Regardless of what goes on within a team, the biggest difference between male and female athletes is how emotional they are when they play.
“The only difference I see between coaching girls and coaching boys is the emotional difference,” says Josh Thurow, who has coached both boys and girls for about 10 years.
Jim Brush, coach of University of Southern California’s men’s and women’s varsity track teams, commented on the many psychological differences he sees in male and female athletes in an article written in the Los Angeles Times.
“Female athletes are much more emotional, and cannot handle constructive criticism as well.” Brush told the Times.
Several physical differences between male and female athletes have been measured in scientific studies. Though male and female athletes both use the same number of calories per hour of exercise, have similar ratios of Type I and Type II fibers.

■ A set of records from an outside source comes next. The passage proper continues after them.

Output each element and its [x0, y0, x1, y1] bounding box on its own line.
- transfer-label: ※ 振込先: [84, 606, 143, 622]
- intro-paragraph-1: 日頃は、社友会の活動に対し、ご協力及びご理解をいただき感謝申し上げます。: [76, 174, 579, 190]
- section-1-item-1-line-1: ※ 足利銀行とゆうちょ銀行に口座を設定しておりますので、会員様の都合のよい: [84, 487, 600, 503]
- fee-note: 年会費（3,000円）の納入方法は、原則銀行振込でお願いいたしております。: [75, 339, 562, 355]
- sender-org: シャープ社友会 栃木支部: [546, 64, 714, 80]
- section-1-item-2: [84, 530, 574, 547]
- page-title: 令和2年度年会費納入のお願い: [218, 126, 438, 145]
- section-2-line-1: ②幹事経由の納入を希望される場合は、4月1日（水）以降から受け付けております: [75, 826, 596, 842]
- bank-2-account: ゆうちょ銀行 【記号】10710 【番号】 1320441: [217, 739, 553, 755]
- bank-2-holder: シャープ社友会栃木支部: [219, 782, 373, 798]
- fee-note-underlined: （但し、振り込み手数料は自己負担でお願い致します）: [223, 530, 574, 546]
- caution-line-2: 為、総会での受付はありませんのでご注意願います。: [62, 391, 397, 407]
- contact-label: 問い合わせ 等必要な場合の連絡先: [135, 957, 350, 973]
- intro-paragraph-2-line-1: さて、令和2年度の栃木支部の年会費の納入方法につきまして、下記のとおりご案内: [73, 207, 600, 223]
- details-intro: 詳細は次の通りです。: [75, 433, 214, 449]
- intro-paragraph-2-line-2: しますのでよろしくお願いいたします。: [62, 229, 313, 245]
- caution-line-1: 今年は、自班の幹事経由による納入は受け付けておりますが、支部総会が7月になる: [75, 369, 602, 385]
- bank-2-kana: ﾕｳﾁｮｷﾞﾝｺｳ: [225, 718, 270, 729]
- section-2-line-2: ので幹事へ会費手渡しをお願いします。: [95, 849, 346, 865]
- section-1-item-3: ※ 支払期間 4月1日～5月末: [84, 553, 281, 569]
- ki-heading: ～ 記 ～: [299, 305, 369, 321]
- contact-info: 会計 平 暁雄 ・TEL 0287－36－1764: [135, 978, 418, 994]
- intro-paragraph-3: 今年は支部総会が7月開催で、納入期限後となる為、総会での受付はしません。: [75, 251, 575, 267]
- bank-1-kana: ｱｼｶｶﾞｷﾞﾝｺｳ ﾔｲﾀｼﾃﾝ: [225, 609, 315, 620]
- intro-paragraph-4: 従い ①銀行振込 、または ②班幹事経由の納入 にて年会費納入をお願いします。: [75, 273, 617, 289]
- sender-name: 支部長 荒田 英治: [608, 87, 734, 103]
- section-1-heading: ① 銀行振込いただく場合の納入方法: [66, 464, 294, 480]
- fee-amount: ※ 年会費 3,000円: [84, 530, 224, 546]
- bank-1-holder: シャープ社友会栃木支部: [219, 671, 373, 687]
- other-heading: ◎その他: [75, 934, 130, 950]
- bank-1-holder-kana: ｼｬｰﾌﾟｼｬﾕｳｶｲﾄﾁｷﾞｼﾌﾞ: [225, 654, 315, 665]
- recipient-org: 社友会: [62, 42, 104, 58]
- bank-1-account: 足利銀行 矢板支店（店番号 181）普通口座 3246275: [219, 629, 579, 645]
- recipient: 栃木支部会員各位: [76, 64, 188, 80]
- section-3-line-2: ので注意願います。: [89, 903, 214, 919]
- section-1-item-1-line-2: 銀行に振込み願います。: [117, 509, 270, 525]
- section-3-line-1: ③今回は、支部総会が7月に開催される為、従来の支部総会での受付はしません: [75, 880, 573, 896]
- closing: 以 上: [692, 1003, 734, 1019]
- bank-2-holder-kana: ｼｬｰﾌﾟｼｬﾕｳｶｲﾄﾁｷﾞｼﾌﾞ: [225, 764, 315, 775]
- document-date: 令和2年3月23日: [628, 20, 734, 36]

And though the production of lactic acid during exercise is the same, women tend to have smaller hearts than men and higher heart rates at the same level of exertion. The maximal oxygen consumption is typically 40 percent higher in men than in women of similar athletic standing.
So, male athletes are going to have higher endurance levels than females, and a lot of coaches take that physical difference and interpret it into their coaching style.
“I encourage my boy players to be more physical, because the referees allow it,” says coach Ryan Johnson, who just switched from coaching the Minnehaha girls basketball team to the boys. The game of basketball for
boys is much more physical than the game of girls, so Coach Johnson coaches his male players that way.
A lot of coaches say that the different ways of coaching depends on the player, not the gender. While Lance Johnson and other MA coaches respect individual differences, they stillbelieve that general gender differences apply.
“The ‘psychology of coaching’ pertains more to girls than guys,” says Johnson. “Girls love to get explanations about everything. Guys will either do it, or they won’t.”
Clearly, a huge part of the way athletes perform is by the way that they are coached. Even the gender of the coach seems to play a part in the way that female athletes participate in sports.
“Females tend to take advantage of a male coach, question authority more than male athletes, and female athletes want to work harder in games, while male athletes work harder in practice,” said Brush in the Times article.
According to Athletic Insight, an online journal of sports psychology, male coaches tend to look at male athletes as son figures, and female athletes as their daughter figures.
This may seem like there is no difference upon first glance, but the journal goes on to say that “dad” is much harder on the son than on the daughter. As in male coaches are a bit softer on female athletes than they would be on males.
“Male coaches can be too easy on female athletes,” says Dot Richardson, and three time All-American softball player in the Los Angeles Times article, ‘What’s the Difference?’ “Sometimes, they fail to see the drive women have.”
This is not saying that all male coaches are too easy on female athletes, but shows that females are coached differently, due to the emotional differences.
When Minnehaha’s girl athletes were asked whether they would prefer a male or female coach, most answered with the same general answer: “A male that understands girls.” This is the goal of many male coaches today.
When hiring a coach, Athletic Director Ken Anderson says he looks for the most qualified person for the position regardless of gender.
The most common perception when most compare male and female athletes is that women are legitimately weaker and can not be on the same scale as men. Aside from the clear physical difference, females can have just as much drive and perseverance as men; but, the way that each gender is coached seems to be the deciding factor in the comparison.